They call her the “Queen of Pain,” and it’s easy to see why. Winner of some of the gnarliest mountain bike races out there (including the grueling Leadville Trail 100, which she has won not once but three times), she’s continually striving to up her game and take her adventures to the next level. Case in point: how many people do you know that have ridden a bike to the top of Mount Kilimanjaro?
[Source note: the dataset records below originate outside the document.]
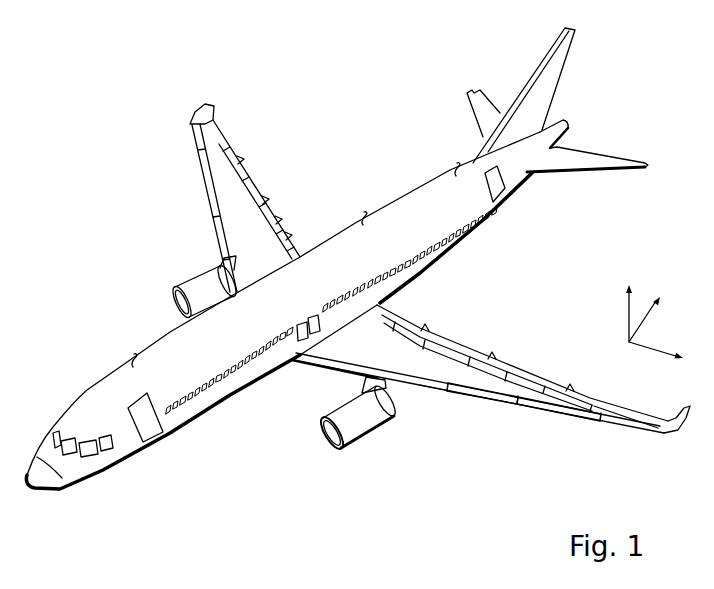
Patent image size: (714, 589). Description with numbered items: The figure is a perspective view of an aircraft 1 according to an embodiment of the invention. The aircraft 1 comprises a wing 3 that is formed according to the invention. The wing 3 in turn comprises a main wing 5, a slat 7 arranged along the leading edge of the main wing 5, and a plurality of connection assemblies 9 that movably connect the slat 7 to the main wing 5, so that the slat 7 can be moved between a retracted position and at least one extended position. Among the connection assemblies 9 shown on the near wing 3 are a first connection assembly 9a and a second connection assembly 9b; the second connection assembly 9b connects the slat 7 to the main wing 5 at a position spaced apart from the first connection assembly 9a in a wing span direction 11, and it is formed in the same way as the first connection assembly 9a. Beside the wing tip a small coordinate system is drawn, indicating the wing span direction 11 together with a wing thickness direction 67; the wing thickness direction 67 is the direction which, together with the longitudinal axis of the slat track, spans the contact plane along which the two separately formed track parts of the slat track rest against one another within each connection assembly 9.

The aircraft 1 is at (358, 258).
The wing 3 is at (440, 294).
The main wing 5 is at (447, 372).
The slat 7 is at (474, 400).
The connection assemblies 9 is at (439, 408).
The first connection assembly 9a is at (459, 409).
The second connection assembly 9b is at (562, 424).
The wing span direction 11 is at (655, 348).
The wing thickness direction 67 is at (661, 302).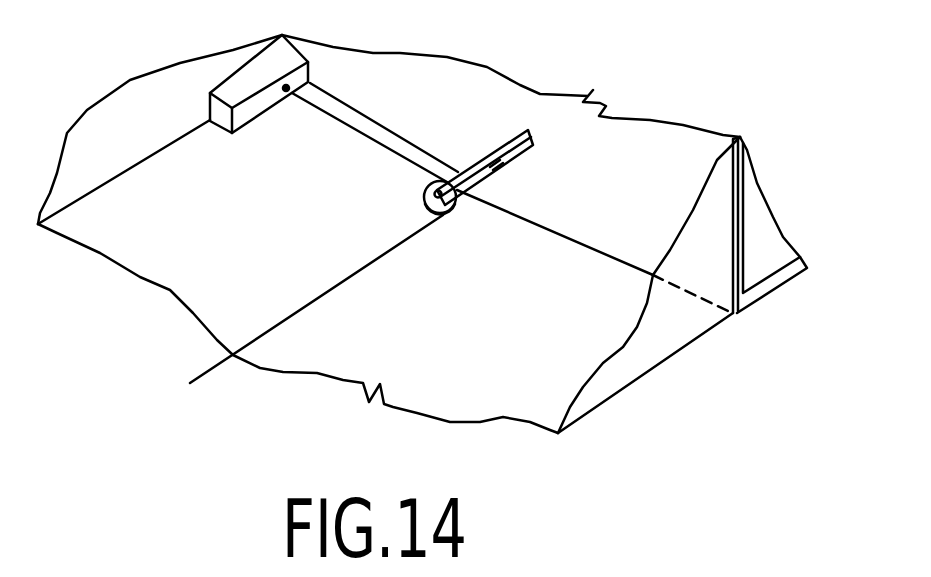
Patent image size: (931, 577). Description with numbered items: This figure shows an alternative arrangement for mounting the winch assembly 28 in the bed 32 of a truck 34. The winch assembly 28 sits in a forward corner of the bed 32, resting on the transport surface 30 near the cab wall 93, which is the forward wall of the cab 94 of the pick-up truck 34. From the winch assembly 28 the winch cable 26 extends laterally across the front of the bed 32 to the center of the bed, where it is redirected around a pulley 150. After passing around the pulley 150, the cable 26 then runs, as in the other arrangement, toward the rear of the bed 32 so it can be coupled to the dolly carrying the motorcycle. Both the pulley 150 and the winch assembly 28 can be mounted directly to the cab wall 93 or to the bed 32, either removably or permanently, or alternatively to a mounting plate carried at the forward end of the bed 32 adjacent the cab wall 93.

The winch cable 26 is at (334, 290).
The winch assembly 28 is at (253, 107).
The transport surface 30 is at (249, 275).
The bed 32 is at (606, 328).
The truck 34 is at (716, 89).
The cab wall 93 is at (641, 187).
The cab 94 is at (783, 220).
The pulley 150 is at (467, 211).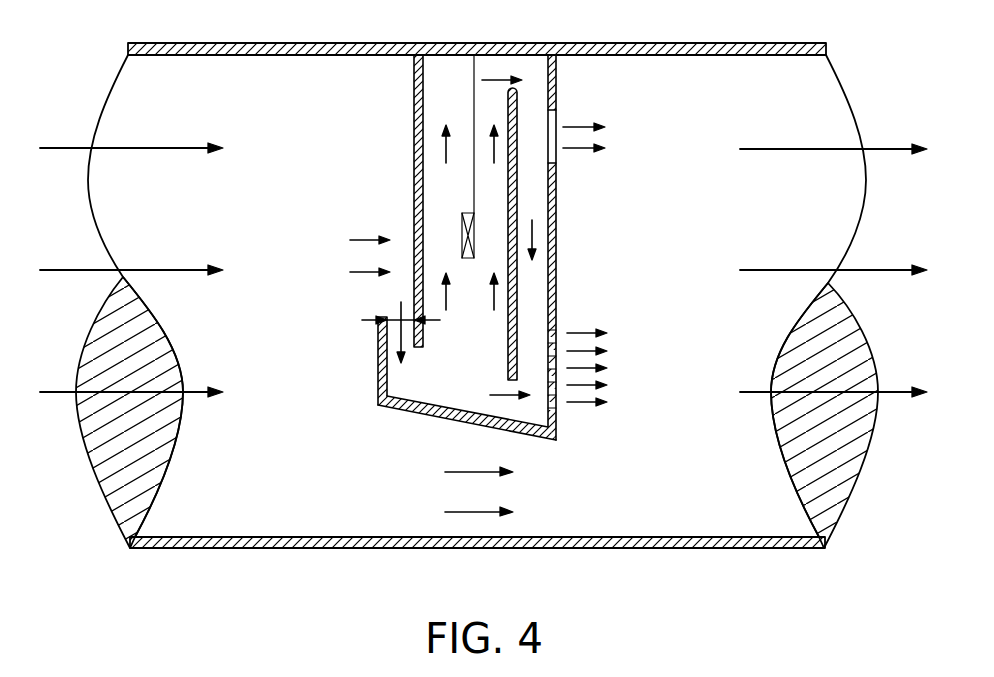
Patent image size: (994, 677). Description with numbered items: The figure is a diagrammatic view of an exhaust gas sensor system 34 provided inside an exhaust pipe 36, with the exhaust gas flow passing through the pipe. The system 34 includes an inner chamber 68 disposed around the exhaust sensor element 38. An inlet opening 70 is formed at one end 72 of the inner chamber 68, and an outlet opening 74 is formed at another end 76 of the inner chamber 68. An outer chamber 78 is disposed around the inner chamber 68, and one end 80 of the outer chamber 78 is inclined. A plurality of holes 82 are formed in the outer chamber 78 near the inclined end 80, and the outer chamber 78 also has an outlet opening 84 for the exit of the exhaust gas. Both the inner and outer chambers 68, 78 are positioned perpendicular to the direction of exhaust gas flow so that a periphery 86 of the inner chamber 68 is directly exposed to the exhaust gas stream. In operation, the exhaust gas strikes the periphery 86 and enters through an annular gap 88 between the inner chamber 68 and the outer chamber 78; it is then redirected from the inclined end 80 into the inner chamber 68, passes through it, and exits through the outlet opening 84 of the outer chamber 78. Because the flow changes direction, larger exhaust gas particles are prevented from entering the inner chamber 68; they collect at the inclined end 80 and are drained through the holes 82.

The exhaust gas sensor system 34 is at (411, 108).
The exhaust pipe 36 is at (728, 550).
The exhaust sensor element 38 is at (462, 223).
The inner chamber 68 is at (414, 158).
The inlet opening 70 is at (457, 350).
The end of the inner chamber 72 is at (508, 378).
The outlet opening 74 is at (440, 82).
The another end of the inner chamber 76 is at (518, 97).
The outer chamber 78 is at (557, 90).
The inclined end of the outer chamber 80 is at (393, 408).
The holes 82 is at (557, 345).
The outlet opening of the outer chamber 84 is at (557, 157).
The periphery of the inner chamber 86 is at (415, 315).
The annular gap 88 is at (362, 320).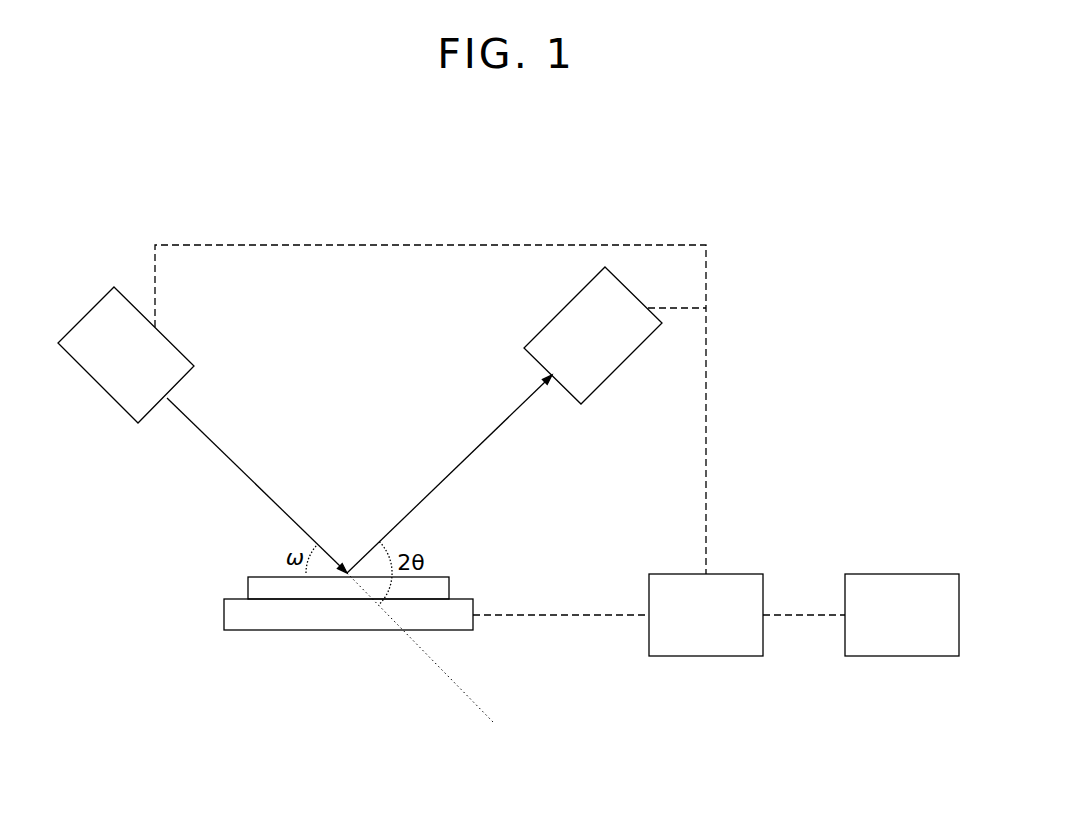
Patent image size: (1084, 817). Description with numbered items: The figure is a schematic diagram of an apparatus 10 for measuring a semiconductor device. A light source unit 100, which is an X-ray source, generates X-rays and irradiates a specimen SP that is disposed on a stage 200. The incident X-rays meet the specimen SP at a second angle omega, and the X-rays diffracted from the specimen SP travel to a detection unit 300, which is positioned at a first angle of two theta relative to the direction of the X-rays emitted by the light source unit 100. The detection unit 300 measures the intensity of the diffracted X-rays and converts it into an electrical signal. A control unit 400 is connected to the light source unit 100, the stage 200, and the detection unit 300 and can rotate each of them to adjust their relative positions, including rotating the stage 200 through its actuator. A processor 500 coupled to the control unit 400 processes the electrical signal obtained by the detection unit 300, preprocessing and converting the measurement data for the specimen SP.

The apparatus for measuring a semiconductor device 10 is at (935, 182).
The light source unit 100 is at (97, 382).
The stage 200 is at (228, 616).
The detection unit 300 is at (622, 363).
The control unit 400 is at (706, 657).
The processor 500 is at (902, 657).
The specimen SP is at (248, 590).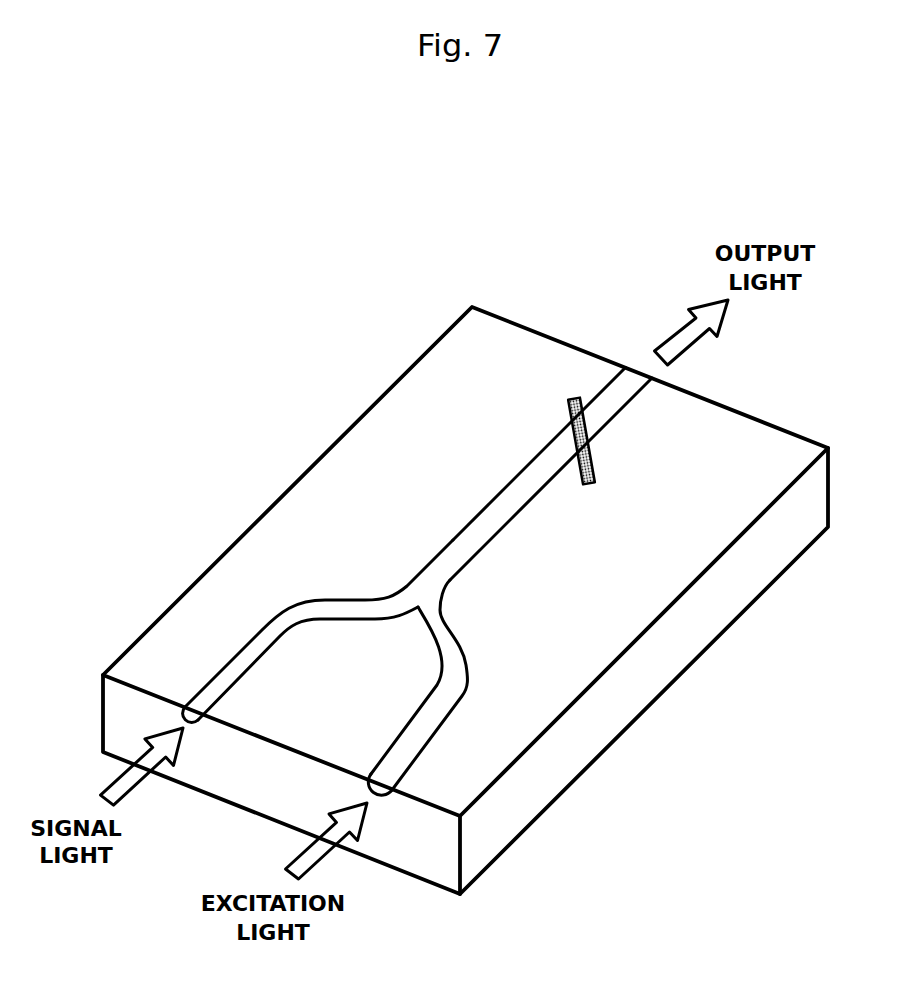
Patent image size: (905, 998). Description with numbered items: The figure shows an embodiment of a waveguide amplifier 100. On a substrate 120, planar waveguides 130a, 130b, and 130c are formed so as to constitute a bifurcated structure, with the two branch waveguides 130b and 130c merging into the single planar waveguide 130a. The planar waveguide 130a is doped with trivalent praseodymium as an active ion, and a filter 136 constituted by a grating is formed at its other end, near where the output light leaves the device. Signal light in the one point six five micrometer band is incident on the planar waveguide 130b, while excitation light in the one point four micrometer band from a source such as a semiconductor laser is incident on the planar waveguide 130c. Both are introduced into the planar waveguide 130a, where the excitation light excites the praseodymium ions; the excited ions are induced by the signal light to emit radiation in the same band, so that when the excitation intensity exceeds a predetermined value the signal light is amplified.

The waveguide amplifier 100 is at (489, 296).
The substrate 120 is at (743, 615).
The planar waveguide 130a is at (477, 557).
The planar waveguide 130b is at (250, 668).
The planar waveguide 130c is at (460, 715).
The filter 136 is at (598, 461).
She’s also sentimental. Rebecca’s latest expedition was a heartfelt journey to bring her closer to her father, who’s airplane crashed in a small village during the Vietnam War. Together with a local female cyclist, Rebecca followed the Ho Chi Minh trail by mountain bike. Watch a preview of the film about her journey:
Rebecca uses her achievements to bring awareness to charities and organizations that stand for what she believes: that pursuing experiences you love can make you a better person. She’s an activist for cycling, and her efforts focus on getting more people around the world on bikes.
Lynn is a force to be reckoned with. Known as one of the world’s great climbers (among men and women), her list of accomplishments is chock-full of first ascents on challenging routes around the world.
As a child she was a skilled gymnast. The ability to break down big moves into smaller, more manageable pieces translated well into her first experience climbing at the age of 14. Lynn continued developing her skills in Joshua Tree National Park, eventually spending her summers in Yosemite’s legendary Camp 4 eating tourist leftovers and paying for new gear by collecting cans for recycling. In her autobiography, Lynn remembers “these dirt-poor days… as among the best and the most carefree of my life.”
That was in the 1970’s, when women were seldom encouraged to participate in climbing. In the late 1970’s and 80’s, Lynn began to change that as she started setting records and shattering expectations. She became the first person to free climb the 5.12d-rated route Ophir Broke in Colorado, where she also happened to be the first woman to climb a route of that difficulty.
Photo By Heinz Zak
In 1993, Lynn once again shattered expectations by becoming the first person to free climb The Nose on El Capitan in Yosemite. And the following year, she did it again, this time by climbing the route in under 24 hours, setting a new speed record. Typically the route takes climbers four to six days.
These days Lynn continues climbing, running, and skiing in Colorado.